Unwillingness to share data and methods of analysis by certain scientists supporting the man-made global warming interpretation has been mentioned before. Nigel Lawson provides examples with names, dates and the specific issues in his book An Appeal to Reason: A Cool Look at Global Warming.

Finally, some of the official answers to the email leak argue that the implicated scientists have published their studies in peer-reviewed scientific journals, and this makes it virtually impossible to assert that they tinkered with their data.

I cannot help but smile at such an argument. Scientists, both authors and reviewers, as well as the editors of scientific journals, are human. They have their share in our common lot of error, taste for success, fear of peer pressure and interest in financial resources. A very recent case is an example of how scientific peer-review can be fooled. Jan Hendrik Schön, a physicist working at the Bell Labs in the USA, published a long string of articles during the 1990s and 2000s in Science (one of the two most prestigious scientific journals in the world) with results that he fabricated. He did it single-handed and it took years to expose him.

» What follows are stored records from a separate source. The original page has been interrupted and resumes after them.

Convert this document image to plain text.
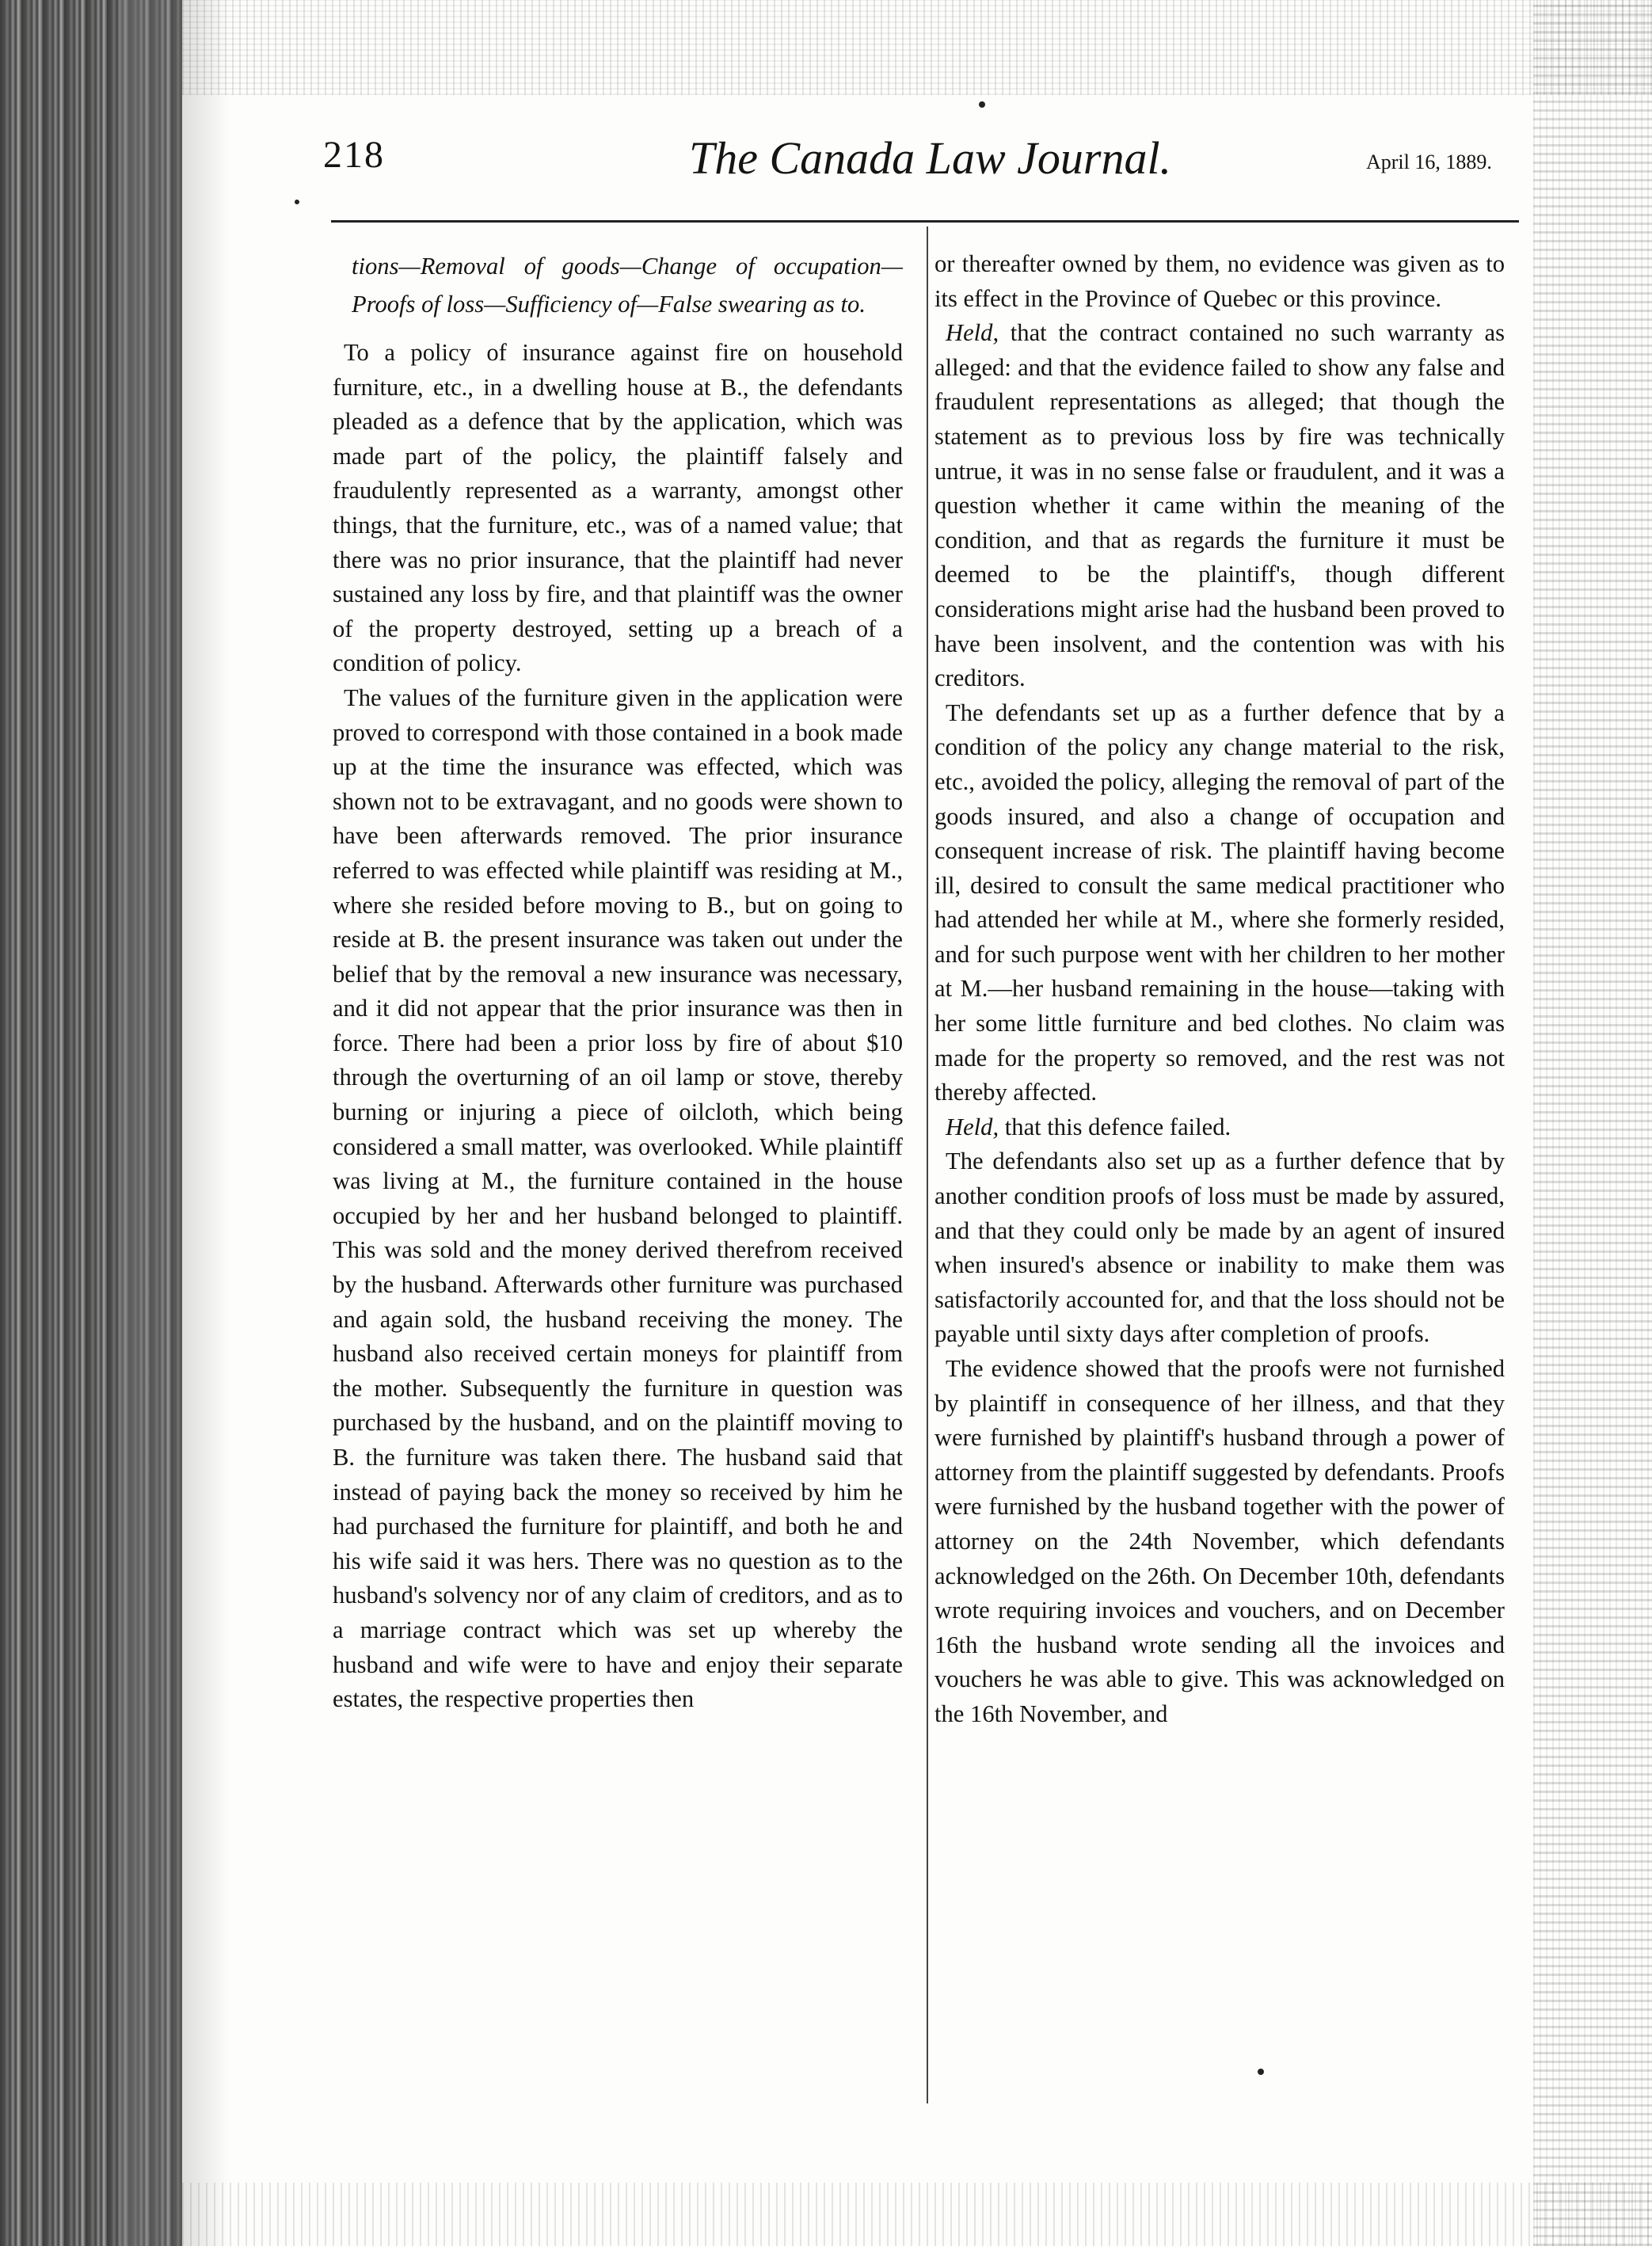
218	The Canada Law Journal.	April 16, 1889.

tions—Removal of goods—Change of occupation—Proofs of loss—Sufficiency of—False swearing as to.

To a policy of insurance against fire on household furniture, etc., in a dwelling house at B., the defendants pleaded as a defence that by the application, which was made part of the policy, the plaintiff falsely and fraudulently represented as a warranty, amongst other things, that the furniture, etc., was of a named value; that there was no prior insurance, that the plaintiff had never sustained any loss by fire, and that plaintiff was the owner of the property destroyed, setting up a breach of a condition of policy.

The values of the furniture given in the application were proved to correspond with those contained in a book made up at the time the insurance was effected, which was shown not to be extravagant, and no goods were shown to have been afterwards removed. The prior insurance referred to was effected while plaintiff was residing at M., where she resided before moving to B., but on going to reside at B. the present insurance was taken out under the belief that by the removal a new insurance was necessary, and it did not appear that the prior insurance was then in force. There had been a prior loss by fire of about $10 through the overturning of an oil lamp or stove, thereby burning or injuring a piece of oilcloth, which being considered a small matter, was overlooked. While plaintiff was living at M., the furniture contained in the house occupied by her and her husband belonged to plaintiff. This was sold and the money derived therefrom received by the husband. Afterwards other furniture was purchased and again sold, the husband receiving the money. The husband also received certain moneys for plaintiff from the mother. Subsequently the furniture in question was purchased by the husband, and on the plaintiff moving to B. the furniture was taken there. The husband said that instead of paying back the money so received by him he had purchased the furniture for plaintiff, and both he and his wife said it was hers. There was no question as to the husband's solvency nor of any claim of creditors, and as to a marriage contract which was set up whereby the husband and wife were to have and enjoy their separate estates, the respective properties then

or thereafter owned by them, no evidence was given as to its effect in the Province of Quebec or this province.

Held, that the contract contained no such warranty as alleged: and that the evidence failed to show any false and fraudulent representations as alleged; that though the statement as to previous loss by fire was technically untrue, it was in no sense false or fraudulent, and it was a question whether it came within the meaning of the condition, and that as regards the furniture it must be deemed to be the plaintiff's, though different considerations might arise had the husband been proved to have been insolvent, and the contention was with his creditors.

The defendants set up as a further defence that by a condition of the policy any change material to the risk, etc., avoided the policy, alleging the removal of part of the goods insured, and also a change of occupation and consequent increase of risk. The plaintiff having become ill, desired to consult the same medical practitioner who had attended her while at M., where she formerly resided, and for such purpose went with her children to her mother at M.—her husband remaining in the house—taking with her some little furniture and bed clothes. No claim was made for the property so removed, and the rest was not thereby affected.

Held, that this defence failed.

The defendants also set up as a further defence that by another condition proofs of loss must be made by assured, and that they could only be made by an agent of insured when insured's absence or inability to make them was satisfactorily accounted for, and that the loss should not be payable until sixty days after completion of proofs.

The evidence showed that the proofs were not furnished by plaintiff in consequence of her illness, and that they were furnished by plaintiff's husband through a power of attorney from the plaintiff suggested by defendants. Proofs were furnished by the husband together with the power of attorney on the 24th November, which defendants acknowledged on the 26th. On December 10th, defendants wrote requiring invoices and vouchers, and on December 16th the husband wrote sending all the invoices and vouchers he was able to give. This was acknowledged on the 16th November, and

Science is difficult. It relies on a multitude of data, assumptions, simplifications and interpretations that try to make sense of the facts. Any cutting-edge science worthy of being considered for publication deals with opinion as much as with fact, precisely because it is trying to break new ground. Climate science is the epitome of this complexity, as it deals with the planet globally and the innumerable processes going on in the atmosphere, oceans and lithosphere in a mutual feed-back loop. Yes, there is a very substantial possibility that a great number of papers on the matter have substantial limitations that will be identified in the future. Some of them may even have intentional errors.

The genuineness of the leaked emails should be investigated. Let us see whether these angels of climate change are completely pure and whether some demons of denying have some goodness in them -- as they may be actually interested in the truth of the case.

Javier Cuadros is a scientist and works in London, UK.